I saw Harrison Ford interviewed by Charlie Rose the other night. He said what I want you to hear: “In all of my roles and in all of work, whatever good has been accomplished is because of collaboration. Everything I’ve done has been done in collaboration.” I’ve said it and I say it again: what we have done, what we have created, what we have built, what we have accomplished is the work of all of us. It is not the work of one person now and will not be in the future. But it does take the breath away from this man. The words to describe our journey together are many: resilient, courageous, innovative, fiercely committed to mission, costly, graced, sacred, holy, anointed, trusted work. My friends, we have much of which we can be proud. We’ll soon be 21. No longer in our childhood or early adolescence. Not yet fully grown up. And may we never get there. But hundreds of lives have been informed, formed and transformed. Oh yes, we have much of which we can be proud. I am ever grateful to have walked alongside you in this profound and sacred journey. I met recently with my pastor who said to me, “My best advice is simply to leave with grateful and open hands.” That I do now.

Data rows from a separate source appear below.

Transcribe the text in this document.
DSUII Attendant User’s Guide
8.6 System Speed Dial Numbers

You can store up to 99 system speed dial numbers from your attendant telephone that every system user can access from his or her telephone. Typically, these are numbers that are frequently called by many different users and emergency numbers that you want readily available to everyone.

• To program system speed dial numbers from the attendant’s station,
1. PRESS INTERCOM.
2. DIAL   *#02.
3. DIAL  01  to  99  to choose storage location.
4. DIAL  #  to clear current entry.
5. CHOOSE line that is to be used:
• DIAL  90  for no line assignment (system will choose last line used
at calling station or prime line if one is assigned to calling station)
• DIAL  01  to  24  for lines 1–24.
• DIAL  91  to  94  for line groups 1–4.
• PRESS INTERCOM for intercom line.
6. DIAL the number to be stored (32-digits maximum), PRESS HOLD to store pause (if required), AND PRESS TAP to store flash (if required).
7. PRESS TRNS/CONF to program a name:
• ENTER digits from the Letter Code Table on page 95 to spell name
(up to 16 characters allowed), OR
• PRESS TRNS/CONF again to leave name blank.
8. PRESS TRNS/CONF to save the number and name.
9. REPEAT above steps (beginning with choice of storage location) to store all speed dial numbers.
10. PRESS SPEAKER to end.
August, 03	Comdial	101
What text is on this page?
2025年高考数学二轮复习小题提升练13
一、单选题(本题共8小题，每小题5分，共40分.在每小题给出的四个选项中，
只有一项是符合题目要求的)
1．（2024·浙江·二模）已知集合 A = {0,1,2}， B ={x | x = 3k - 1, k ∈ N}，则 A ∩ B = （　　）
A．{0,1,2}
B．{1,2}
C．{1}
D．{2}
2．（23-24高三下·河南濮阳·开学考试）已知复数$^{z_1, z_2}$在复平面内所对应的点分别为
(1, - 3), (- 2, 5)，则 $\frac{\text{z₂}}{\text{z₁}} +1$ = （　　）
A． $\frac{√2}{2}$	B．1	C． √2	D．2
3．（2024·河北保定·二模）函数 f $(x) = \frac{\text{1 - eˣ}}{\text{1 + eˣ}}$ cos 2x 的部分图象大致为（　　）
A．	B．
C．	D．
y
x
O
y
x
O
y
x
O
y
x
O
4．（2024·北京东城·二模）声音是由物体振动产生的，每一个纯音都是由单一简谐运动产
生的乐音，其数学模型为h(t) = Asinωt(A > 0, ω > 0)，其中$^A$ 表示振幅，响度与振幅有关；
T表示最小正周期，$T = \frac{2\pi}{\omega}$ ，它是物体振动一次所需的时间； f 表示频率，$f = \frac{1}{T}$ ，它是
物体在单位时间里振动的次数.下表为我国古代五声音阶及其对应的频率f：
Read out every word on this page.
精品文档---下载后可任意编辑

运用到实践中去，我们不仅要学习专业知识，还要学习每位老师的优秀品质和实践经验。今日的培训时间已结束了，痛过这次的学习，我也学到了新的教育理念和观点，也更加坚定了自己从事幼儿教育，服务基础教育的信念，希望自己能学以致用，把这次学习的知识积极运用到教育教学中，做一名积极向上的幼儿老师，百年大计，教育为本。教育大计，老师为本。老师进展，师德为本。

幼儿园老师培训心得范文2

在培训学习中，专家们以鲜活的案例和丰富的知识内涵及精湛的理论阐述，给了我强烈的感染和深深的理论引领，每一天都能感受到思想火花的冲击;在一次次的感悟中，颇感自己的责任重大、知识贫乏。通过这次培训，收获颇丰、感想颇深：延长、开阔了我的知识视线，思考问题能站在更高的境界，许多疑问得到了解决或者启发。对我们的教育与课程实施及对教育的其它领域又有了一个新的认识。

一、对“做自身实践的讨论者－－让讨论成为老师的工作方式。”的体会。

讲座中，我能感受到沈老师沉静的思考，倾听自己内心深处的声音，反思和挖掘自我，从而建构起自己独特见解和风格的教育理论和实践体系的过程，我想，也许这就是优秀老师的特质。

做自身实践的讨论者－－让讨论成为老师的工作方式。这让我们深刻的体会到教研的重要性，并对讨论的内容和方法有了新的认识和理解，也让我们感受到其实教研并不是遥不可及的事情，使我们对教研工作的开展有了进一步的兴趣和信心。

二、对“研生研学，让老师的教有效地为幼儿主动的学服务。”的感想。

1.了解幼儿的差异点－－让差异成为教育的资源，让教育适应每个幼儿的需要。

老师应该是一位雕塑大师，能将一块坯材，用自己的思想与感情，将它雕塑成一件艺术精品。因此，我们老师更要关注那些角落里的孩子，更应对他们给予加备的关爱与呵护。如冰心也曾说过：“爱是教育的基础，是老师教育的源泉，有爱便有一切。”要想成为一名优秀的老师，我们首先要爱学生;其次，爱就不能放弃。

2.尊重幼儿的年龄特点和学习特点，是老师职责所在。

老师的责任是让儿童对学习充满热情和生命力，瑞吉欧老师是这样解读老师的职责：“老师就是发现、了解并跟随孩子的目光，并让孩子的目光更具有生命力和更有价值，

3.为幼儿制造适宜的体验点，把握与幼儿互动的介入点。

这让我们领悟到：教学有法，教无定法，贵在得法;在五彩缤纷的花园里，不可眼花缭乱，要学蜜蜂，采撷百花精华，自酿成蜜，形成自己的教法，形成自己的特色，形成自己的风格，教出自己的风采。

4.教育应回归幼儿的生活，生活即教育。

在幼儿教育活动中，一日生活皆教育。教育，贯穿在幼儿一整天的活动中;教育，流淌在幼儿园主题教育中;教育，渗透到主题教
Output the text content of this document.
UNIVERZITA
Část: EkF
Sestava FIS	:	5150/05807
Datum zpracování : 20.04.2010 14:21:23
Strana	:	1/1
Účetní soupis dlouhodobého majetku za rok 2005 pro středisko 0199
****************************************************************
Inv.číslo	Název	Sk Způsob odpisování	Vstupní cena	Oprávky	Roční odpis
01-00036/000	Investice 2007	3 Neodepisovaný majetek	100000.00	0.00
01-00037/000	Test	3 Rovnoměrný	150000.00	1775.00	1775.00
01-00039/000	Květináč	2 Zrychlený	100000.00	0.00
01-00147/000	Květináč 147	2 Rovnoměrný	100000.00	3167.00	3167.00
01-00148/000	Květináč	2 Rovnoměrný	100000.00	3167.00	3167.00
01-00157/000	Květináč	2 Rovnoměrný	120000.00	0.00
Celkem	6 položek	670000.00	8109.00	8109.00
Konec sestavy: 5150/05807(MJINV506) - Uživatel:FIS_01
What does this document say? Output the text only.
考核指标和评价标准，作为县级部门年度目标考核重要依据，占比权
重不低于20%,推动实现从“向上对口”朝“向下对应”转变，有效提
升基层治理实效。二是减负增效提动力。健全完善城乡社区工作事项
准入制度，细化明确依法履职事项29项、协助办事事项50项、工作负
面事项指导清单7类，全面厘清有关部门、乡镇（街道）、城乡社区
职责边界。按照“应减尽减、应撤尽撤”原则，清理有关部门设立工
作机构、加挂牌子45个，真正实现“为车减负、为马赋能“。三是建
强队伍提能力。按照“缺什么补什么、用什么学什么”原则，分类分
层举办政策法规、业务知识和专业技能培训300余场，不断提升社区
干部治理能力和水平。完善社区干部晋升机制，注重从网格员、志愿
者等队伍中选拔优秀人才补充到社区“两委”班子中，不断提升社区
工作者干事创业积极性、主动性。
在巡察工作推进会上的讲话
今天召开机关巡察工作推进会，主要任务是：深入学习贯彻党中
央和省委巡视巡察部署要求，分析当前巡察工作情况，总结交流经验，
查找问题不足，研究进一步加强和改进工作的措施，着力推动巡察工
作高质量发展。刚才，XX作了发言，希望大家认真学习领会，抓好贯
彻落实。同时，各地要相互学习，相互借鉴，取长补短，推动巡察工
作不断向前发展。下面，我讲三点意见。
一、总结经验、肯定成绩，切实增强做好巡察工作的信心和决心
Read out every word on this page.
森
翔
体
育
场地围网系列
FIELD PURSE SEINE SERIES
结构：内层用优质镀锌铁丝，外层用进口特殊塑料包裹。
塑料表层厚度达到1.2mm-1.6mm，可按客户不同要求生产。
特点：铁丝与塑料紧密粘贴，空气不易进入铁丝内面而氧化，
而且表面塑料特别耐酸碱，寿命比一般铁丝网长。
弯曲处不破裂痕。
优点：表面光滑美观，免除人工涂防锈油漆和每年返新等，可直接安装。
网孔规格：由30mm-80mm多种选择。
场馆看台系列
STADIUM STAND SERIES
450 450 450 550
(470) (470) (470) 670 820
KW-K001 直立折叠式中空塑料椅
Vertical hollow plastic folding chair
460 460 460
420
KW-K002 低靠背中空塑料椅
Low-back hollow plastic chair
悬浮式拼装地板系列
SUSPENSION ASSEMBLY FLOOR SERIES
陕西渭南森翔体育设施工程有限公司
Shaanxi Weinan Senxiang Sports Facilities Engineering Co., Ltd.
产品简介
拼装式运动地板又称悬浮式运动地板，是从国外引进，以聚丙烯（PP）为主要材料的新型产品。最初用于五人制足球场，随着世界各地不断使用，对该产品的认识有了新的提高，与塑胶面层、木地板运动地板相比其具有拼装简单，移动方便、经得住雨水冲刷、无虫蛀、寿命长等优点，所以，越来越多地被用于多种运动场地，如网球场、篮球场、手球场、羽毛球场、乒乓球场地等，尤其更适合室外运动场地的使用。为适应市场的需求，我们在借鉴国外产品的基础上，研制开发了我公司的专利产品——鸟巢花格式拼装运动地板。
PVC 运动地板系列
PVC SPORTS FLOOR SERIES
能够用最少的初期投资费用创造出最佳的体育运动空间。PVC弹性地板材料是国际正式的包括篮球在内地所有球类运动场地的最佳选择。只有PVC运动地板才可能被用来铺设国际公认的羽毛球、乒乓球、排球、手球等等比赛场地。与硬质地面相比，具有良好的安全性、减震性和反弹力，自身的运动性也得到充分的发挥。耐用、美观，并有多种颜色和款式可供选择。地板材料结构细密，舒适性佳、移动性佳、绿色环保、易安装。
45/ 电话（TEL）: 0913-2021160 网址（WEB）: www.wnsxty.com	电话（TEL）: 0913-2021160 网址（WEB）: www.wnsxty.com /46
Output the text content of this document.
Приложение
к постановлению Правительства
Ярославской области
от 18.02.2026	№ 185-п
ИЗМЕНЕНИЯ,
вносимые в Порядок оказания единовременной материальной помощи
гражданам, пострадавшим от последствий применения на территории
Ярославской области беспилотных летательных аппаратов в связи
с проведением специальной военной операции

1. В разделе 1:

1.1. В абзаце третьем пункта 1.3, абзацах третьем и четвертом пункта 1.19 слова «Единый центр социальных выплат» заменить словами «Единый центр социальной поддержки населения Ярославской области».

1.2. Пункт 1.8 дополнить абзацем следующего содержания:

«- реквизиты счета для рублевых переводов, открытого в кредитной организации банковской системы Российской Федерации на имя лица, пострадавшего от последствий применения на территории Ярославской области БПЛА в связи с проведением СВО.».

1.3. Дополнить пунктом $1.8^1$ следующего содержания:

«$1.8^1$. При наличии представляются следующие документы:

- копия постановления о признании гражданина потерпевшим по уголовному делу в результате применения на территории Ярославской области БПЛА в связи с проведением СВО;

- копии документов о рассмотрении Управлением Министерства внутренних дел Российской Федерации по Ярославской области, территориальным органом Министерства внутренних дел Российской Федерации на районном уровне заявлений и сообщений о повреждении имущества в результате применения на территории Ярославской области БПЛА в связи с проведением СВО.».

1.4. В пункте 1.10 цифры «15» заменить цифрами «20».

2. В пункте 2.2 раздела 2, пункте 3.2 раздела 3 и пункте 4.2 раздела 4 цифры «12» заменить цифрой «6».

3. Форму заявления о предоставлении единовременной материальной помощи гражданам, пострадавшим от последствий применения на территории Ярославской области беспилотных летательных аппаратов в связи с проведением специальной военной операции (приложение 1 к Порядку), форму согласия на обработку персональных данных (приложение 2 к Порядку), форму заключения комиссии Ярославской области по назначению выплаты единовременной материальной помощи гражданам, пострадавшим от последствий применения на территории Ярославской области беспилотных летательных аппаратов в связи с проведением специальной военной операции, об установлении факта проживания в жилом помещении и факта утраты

In the Anglican tradition, when the rector finishes their work in a congregation she or he takes the stole, the pectoral cross, and the vestments of the sacrament and places them on the altar as they walk out in a simple white robe, still ordained, still within the covenant, but no longer authorized by the local community for leadership. I experienced this as our rector, Dennis, retired some months ago. I didn’t see it coming. I didn’t know to expect it. The visual imagery was almost too much. He took the outer vestments he had worn and used and that we all had come to know and expect and placed them back in the hands of the congregation. He didn’t leave having lost his ministry; he moved forward to something next. As did the congregation. The mission, the ministry, the sacred and holy work did not change because one leader walked out the door. The conviction, the mission, the ministry, the sacred and holy work remained where it always is to be found: in the hearts and minds, spirits and souls of us all in fidelity to the covenant.

We have no such tradition here but in my inauguration as President in 2009, I was given a symbol that I give back to you now that you may place it in the hands of a new president with whom you will create a new covenant. The sextant is a symbol of leadership that looks ahead, to read that which is to come and to see what helps to guide the ship to its destination. I look forward to the ceremony when you will place it in my hands again so, on your behalf, I can give it to the next president on behalf of our covenant.

I pray that you will be will be as gracious, forgiving, kind and caring to one another as you have been with me. I pray that you will continue to speak the truth in love and I pray with tears in my soul that you will remain people of fidelity in the name of Jesus, always for the sake of the Kingdom. AMEN.